The term “information” derives from the Middle English “informe(n)” and this from the Latin “informare”—to form, in particular, the mind. “To form the mind,” however, has more than one meaning. One is education—the development of a person’s general knowledge, judgment and character, i.e., the development of wisdom, as in educating the young so that they can live a good life. To those who conceive of education in this manner, however, wisdom is not merely information. T.S. Elliot’s above remark suggests it, and Alfred North Whitehead made it plain when he quipped “Culture is activity of thought, and receptiveness to beauty and humane feeling. Scraps of information have nothing to do with it. A merely well-informed man is the most useless bore on God’s earth.” (Whitehead, 1929, p. 1).

Besides meaning education, “to form the mind” also means instruction or the communication of rules of reasoning or action—e.g., the rules of inference of a logical system, the grammar of a language, the rules of etiquette of a culture, the motor vehicle regulations of a state. A third meaning is training or the development of particular practical skills—say, how to use a new word processing program, hot to drive a motor vehicle, how to swim. Instruction and training, however, are often considered identical to education. This confuses things and exacerbates conflicts with those who conceive of education as aimed at developing wisdom.

Though information has little prestige among the latter, it has much prestige among those who identify education with instruction or training. Further, the term “information” has acquired a wide range of additional meanings—from sensory and other types of input (as in a sweet taste), through data (which need not be structured, e.g., noise), to patterns (which are structured, as in music, and may have causal properties, as in nucleotides in DNA). In fact, today, the term “information” is often used merely as a buzz-word in phrases like “Information Age” and “Information Society.” This meaning overload of the term “information” is but one of the factors contributing to the unmanageability of what goes under the heading of “information overload.” There are then good reasons to conclude our first thesis: There is anarchy concerning the meaning of information overload.

Key Terms in this Chapter

Social Decision Procedures: Was of going about trying to resolve differences of opinion or conflicts of demands between individuals or groups.

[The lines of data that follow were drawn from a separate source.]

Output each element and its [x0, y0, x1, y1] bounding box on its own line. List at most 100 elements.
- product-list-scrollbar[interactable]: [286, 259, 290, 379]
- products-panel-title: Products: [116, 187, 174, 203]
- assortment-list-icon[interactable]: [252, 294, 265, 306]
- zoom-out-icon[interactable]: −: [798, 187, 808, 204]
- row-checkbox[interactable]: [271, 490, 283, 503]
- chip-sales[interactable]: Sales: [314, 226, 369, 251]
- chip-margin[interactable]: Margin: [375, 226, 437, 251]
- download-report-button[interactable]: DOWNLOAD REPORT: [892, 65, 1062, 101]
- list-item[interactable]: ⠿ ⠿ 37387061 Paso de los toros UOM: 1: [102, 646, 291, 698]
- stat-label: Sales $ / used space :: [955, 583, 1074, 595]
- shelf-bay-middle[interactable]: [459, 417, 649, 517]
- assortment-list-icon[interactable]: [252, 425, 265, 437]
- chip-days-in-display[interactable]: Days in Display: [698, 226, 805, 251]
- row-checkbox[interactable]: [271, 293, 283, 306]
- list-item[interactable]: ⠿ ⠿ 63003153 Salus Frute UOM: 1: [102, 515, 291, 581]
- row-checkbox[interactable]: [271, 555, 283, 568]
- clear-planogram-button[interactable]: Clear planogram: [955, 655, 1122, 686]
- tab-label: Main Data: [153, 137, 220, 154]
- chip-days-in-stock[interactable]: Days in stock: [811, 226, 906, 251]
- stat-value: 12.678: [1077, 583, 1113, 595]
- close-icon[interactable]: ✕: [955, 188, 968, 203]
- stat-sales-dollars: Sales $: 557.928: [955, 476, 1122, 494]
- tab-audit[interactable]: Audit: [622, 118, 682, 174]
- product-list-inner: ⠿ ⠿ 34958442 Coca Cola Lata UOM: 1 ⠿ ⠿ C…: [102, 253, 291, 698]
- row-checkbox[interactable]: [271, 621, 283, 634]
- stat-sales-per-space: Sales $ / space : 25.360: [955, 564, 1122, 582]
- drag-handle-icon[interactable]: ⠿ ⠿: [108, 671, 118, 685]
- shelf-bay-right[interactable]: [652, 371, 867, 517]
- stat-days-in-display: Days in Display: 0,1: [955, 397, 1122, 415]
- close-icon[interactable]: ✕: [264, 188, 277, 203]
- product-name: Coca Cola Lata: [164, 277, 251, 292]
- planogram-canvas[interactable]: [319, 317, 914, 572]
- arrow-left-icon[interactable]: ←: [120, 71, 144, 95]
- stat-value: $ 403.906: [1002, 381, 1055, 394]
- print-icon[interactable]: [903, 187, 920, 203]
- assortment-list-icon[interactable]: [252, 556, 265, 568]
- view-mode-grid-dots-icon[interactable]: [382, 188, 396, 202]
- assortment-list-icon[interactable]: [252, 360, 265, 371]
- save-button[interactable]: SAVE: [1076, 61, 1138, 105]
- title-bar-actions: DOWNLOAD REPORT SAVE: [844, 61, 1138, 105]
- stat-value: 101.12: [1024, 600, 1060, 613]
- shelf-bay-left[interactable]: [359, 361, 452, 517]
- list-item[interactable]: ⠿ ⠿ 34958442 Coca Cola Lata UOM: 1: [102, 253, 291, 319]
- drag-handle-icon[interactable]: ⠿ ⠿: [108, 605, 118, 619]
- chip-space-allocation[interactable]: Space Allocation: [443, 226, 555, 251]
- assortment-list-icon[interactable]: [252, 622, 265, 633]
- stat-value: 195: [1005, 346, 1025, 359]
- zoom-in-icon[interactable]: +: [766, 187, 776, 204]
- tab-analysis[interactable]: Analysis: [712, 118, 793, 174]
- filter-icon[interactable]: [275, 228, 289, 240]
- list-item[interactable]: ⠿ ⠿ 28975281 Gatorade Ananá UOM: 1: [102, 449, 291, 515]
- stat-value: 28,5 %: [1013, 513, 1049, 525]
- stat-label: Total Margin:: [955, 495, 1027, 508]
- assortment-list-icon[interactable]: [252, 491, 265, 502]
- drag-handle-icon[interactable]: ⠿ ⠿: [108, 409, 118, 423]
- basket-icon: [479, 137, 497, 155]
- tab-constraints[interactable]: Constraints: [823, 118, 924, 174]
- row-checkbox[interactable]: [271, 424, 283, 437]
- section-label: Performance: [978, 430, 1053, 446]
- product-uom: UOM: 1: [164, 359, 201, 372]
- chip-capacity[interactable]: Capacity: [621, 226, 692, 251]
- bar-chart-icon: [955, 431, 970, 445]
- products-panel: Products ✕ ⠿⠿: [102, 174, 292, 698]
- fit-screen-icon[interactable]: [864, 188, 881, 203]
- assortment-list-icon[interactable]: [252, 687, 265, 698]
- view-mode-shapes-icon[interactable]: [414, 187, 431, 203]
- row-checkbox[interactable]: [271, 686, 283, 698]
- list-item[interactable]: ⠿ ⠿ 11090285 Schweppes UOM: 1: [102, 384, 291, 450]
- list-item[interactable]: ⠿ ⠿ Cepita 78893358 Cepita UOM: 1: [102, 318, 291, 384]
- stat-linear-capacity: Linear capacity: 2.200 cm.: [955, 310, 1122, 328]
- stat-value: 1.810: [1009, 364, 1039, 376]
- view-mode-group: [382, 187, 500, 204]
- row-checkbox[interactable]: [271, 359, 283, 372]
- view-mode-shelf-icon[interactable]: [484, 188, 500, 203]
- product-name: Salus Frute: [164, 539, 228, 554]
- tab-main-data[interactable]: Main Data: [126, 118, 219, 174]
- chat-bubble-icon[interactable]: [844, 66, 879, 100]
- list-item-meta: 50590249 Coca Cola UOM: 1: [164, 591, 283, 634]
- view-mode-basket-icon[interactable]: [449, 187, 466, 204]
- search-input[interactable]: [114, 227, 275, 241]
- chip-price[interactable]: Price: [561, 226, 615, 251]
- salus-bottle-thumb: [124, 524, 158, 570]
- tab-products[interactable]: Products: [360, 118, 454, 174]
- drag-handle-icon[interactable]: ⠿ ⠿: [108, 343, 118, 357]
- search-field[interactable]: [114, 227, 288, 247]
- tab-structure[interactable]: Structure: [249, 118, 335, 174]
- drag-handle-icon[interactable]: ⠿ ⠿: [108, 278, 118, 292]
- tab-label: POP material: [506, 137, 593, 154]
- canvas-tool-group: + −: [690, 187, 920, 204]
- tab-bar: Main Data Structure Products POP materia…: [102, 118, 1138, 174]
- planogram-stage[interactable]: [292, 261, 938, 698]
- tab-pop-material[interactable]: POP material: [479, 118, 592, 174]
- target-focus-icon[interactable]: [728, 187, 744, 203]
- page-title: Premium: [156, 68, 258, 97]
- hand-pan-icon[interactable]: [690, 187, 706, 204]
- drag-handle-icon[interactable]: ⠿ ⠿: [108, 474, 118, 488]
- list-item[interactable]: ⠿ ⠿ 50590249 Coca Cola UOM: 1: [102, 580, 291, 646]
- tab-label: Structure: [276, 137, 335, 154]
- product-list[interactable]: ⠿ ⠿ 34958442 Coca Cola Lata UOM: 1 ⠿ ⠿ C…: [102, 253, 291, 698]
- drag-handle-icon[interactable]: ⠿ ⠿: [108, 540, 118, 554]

Information: Data communicated or received.

Neural Networks: Also called “neural nets,” they are simplified models of the brain composed of large numbers of units (the analogs of neurons) together with weights that measure the strength of connections between the units.

Connectionism: A movement in cognitive science aimed at explaining human intellectual abilities using artificial neural networks (also called “neural networks” or “neural nets”).

Modularity: The view that psychological organization involves independent and specialized cognitive systems or modules.

Information Processing: the acquisition, recording, organization, retrieval, display, and dissemination of information.

Information System: An integrated set of components for collecting, storing, processing, and communicating information.

Cognitive Science: An area of research involving anthropology, computer science, linguistics, neuroscience, philosophy, and psychology, studies intelligent activity, whether displayed by living organisms (especially human beings) or machines.

Artificial Intelligence: A computer program designed to simulate human brain function and, by extension, the scientific program aimed at designing and building intelligent artifacts.

Artificial Life: A research program which studies the general characteristics and processes of life, including such processes as self-organization, self-reproduction, learning, adaptation, and evolution.